To Be or Not to Be
To Be or Not to Be
1942. Directed by Ernst Lubitsch
"Shall we drink to a blitzkrieg?"
"I prefer a slow encirclement."
One of the greatest comedies ever made, To Be or Not to Be was groundbreaking, dark, and critically panned upon release for its satire of the invasion of Poland by the Nazis.
A less than stellar Polish actor and his starlet wife become embroiled in a complicated espionage mission to save the Polish resistance from the Gestapo. Enlisting the help of their theater troupe and using their acting skills as weapons, the pair embark on a farcical cloak and dagger masquerade to save their country from evil.
In order to get into the heart of this film, it's important to remember the time period. Lubitsch made this film while Hitler was surging towards of world supremacy. The jokes were offensive to many and yet brutally, hilariously real. This drew an unusual amount of anti American claims and put the film into critical oblivion . However, this is the film's strength. It's an uncompromising deconstruction of the patriotic propaganda of the Nazis and simultaneously a scathing satire of performers wrapped in a surprisingly dangerous package. Thankfully, decades later, the film has been critically resurrected.
Jack Benny and Carole Lombard star as the acting duo. This was Lombard's last role before her tragic death and what an amazing final performance. The screwball queen steals every scene with her intoxicating beauty and comedic delivery. Legendary icon Benny gives one his finest performances as the not so great actor who does his best work when off stage, impersonating the very real wolf at the door.
The entire cast revels in their roles, embracing the idea that performers are always giving a show, even in the most direr circumstances. Robert Stack, Felix Bressart, Lionel Atwill, Stanley Ridges, Sig Ruman, and Tom Dugan all shine as friends and foes who are all playing roles themselves, each character walking a razor line between acclaim and peril.
This is a heavy story, brought to life by Melchior Lengyel and Edwin Mayer's immensely entertaining script. Just like it's characters, To Be or Not to Be walks a tightrope between constantly at odds themes, highlighting the very real horrors of the Nazi occupation with uncomfortably side splitting mayhem.
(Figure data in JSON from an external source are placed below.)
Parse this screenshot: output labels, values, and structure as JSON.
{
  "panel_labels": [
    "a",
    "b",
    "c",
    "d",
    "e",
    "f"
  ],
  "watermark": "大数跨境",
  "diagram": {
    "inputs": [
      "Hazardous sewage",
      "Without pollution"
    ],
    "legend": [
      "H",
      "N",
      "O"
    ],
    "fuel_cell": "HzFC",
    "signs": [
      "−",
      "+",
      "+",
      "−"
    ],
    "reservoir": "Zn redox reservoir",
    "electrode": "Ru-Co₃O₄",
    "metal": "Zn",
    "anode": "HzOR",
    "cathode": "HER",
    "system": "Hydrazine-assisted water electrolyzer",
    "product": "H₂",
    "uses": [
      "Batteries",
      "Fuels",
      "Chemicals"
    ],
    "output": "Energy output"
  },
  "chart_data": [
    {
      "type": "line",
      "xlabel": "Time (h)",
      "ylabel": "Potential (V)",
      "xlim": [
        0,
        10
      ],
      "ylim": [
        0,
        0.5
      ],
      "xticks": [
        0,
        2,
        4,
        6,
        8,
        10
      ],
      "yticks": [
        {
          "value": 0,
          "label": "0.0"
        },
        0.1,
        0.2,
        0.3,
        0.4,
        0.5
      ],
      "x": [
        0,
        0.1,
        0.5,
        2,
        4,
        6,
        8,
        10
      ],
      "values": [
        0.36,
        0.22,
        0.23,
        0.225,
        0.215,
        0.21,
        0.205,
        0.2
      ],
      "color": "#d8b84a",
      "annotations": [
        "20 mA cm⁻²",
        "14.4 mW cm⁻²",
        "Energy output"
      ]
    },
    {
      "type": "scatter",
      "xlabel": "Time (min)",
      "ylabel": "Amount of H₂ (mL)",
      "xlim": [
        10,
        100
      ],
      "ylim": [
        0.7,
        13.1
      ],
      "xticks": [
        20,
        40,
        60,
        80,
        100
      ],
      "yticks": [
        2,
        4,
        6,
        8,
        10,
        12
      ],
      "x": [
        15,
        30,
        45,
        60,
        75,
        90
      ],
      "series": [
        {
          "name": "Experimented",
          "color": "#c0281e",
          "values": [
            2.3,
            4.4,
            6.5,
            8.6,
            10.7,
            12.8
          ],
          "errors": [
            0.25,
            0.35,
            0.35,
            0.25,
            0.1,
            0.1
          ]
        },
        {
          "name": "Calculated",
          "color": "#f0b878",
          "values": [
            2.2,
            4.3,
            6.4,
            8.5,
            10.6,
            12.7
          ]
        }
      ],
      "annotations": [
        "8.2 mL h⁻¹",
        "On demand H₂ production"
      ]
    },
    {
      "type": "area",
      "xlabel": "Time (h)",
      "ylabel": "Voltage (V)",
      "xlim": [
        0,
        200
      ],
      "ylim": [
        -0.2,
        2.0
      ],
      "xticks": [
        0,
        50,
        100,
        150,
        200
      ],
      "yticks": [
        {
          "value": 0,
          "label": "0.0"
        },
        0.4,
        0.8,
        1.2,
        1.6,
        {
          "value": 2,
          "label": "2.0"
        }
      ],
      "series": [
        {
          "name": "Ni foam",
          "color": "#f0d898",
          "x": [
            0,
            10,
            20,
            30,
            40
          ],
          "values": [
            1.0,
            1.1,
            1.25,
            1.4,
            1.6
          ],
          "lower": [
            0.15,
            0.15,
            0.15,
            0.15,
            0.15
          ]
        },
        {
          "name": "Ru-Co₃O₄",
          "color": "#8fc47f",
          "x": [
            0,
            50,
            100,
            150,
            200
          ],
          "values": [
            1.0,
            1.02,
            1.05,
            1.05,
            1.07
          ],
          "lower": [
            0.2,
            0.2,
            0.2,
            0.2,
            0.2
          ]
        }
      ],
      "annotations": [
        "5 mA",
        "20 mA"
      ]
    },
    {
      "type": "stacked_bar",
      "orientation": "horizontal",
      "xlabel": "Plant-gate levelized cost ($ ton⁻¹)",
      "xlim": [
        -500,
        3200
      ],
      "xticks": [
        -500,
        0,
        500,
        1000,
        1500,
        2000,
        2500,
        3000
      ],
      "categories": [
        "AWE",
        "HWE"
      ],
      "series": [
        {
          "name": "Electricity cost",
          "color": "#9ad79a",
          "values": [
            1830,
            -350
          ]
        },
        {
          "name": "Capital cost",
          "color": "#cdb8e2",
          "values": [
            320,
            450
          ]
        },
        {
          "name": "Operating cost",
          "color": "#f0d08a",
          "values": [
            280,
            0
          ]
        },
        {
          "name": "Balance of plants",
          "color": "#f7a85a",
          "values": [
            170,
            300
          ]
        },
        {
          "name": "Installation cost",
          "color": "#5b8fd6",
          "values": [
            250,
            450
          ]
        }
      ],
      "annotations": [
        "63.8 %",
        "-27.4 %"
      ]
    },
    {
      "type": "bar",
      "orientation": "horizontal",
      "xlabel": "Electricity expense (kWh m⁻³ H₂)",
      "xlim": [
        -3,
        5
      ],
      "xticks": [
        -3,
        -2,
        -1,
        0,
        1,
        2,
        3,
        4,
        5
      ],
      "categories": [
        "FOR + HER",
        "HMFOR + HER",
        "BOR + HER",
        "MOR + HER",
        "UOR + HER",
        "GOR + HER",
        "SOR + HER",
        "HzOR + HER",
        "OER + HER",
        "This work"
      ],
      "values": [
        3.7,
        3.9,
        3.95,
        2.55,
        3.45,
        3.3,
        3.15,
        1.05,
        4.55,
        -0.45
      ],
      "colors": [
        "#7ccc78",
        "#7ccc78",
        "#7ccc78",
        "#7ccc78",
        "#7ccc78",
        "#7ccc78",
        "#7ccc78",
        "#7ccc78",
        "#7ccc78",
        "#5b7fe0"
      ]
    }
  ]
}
You're are always smiling, but simultaneously squirming in your seat as the characters face typical wrong place, wrong time scenarios with possibly lethal results.
Werner Haymann's excellent score was the only academy nomination the film received, and it's wonderfully subdued, complimenting the action. Rudolph Mate's cinematography is steady and restrained, letting his subjects do all the work. Julia Heron's set design delves into the film's central concept of illusion. Entire rooms are not what they seem while other buildings are used for purposes other than what they were intended for. Irene Lentz's costuming is another conspirator, making it impossible to tell who is who and delirious abandon has never been more fun, or relevant.
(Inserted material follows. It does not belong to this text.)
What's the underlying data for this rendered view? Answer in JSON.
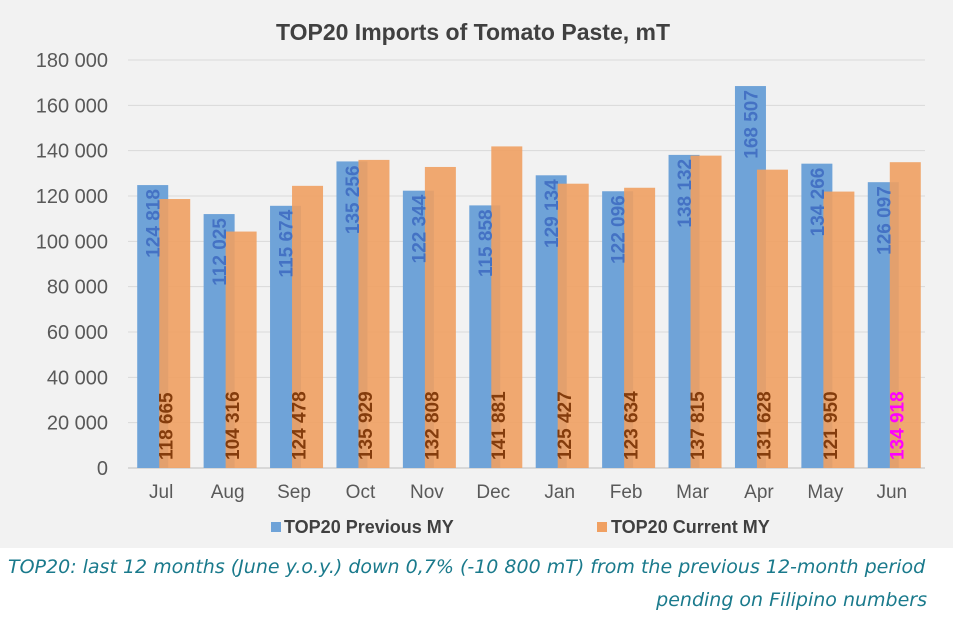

Available now to stream with Huluplus or on blu ray via The Criterion Collection, To Be or Not to Be is an excellent comedy, a thrilling spy film, and an important example of rogue film making. It's easy to decry it from a far. Benny's own father left the theater midway through the film and had to be dragged back by the actor. In the end, he saw the film in theaters several dozen times. That's the pure magic of this movie. Lubitsch made a film that takes true evil head on and defeats it with laughter and the most important weapon in any war: hope.